Oil prices collapsed this year because of a one-two punch: Oil-producing countries increased supply and COVID-19 destroyed demand.
Now oil companies are cutting production. But shutting down wells is costly, time consuming and can hurt long-term well productivity. No company wants to do it, and each company hopes its competitors do it first.
“In a lot of cases for a lot of these producers its almost better for them to sell oil at a loss than to stop producing because there’s some complications in getting restarted,” says Denton Cinquegrana, chief analyst with the Oil Price Information Service. “It’s good to have at least some money coming in than no money at all.”
That means companies haven’t been doing it fast enough, and there’s still way more oil being produced than there is demand.
When that happens, storage facilities start to fill up. In the U.S., storage space is starting to run out and not all oil producers have equal access to it.
So, when companies have oil, but no one to sell it to and nowhere to put it?
That’s when they start paying you to take it.
The negative pricing has been helped along by a deadline oil traders will hit Tuesday. After that, they can no longer sign contracts, known as "futures," to deliver oil in May.

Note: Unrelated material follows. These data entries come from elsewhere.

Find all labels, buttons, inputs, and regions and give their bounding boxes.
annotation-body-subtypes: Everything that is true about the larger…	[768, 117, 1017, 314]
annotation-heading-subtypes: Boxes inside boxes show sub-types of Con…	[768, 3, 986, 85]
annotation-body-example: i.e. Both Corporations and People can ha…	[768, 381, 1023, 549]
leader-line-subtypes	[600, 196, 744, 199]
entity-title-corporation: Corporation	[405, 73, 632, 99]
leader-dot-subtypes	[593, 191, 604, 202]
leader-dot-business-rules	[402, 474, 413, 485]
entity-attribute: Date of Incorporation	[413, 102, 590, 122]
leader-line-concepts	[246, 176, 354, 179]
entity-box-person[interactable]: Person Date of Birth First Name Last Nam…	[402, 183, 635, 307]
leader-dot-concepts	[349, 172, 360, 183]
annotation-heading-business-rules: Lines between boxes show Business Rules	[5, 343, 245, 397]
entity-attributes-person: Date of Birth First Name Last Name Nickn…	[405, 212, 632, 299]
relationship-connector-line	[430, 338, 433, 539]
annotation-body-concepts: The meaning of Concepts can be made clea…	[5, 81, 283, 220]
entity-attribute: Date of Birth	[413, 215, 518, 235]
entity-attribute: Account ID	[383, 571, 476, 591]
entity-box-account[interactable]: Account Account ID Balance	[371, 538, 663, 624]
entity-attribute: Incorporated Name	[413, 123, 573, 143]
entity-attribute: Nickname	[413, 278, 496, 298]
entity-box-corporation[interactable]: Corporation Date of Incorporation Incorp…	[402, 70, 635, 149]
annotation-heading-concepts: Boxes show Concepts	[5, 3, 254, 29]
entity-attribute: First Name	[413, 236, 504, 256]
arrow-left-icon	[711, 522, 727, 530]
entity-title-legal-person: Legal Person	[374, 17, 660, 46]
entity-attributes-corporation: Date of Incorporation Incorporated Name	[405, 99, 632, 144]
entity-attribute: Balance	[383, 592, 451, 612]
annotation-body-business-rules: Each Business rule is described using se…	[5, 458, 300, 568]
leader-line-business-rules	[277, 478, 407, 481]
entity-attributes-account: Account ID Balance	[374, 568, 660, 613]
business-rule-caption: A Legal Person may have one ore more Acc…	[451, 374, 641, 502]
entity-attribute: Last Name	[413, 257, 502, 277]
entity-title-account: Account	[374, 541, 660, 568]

It’s important to remember oil is not expected to stay negative forever. Futures contracts for oil into the summer still have it trading in positive territory. When a commodity is worth more in the future than it is for immediate sale, the market condition is known as "contango." That makes storage fill up even faster.
“August, September, October – if I can find storage and pay those monthly fees to sell the barrels, I could conceivably sell oil at a profitable level once we get to those months,” Cinquegrana says.
Once traditional storage tanks are filled, oil can also be stored in the vast salt caverns of the U.S. Strategic Petroleum Reserve or simply sit floating in ocean tankers.
By some estimates, the U.S. will run out of oil storage in May. Once that happens, companies have no choice but to shut in their wells. In Texas, that economic damage will extend also to state budgets, as oil and gas provide billions in tax revenue.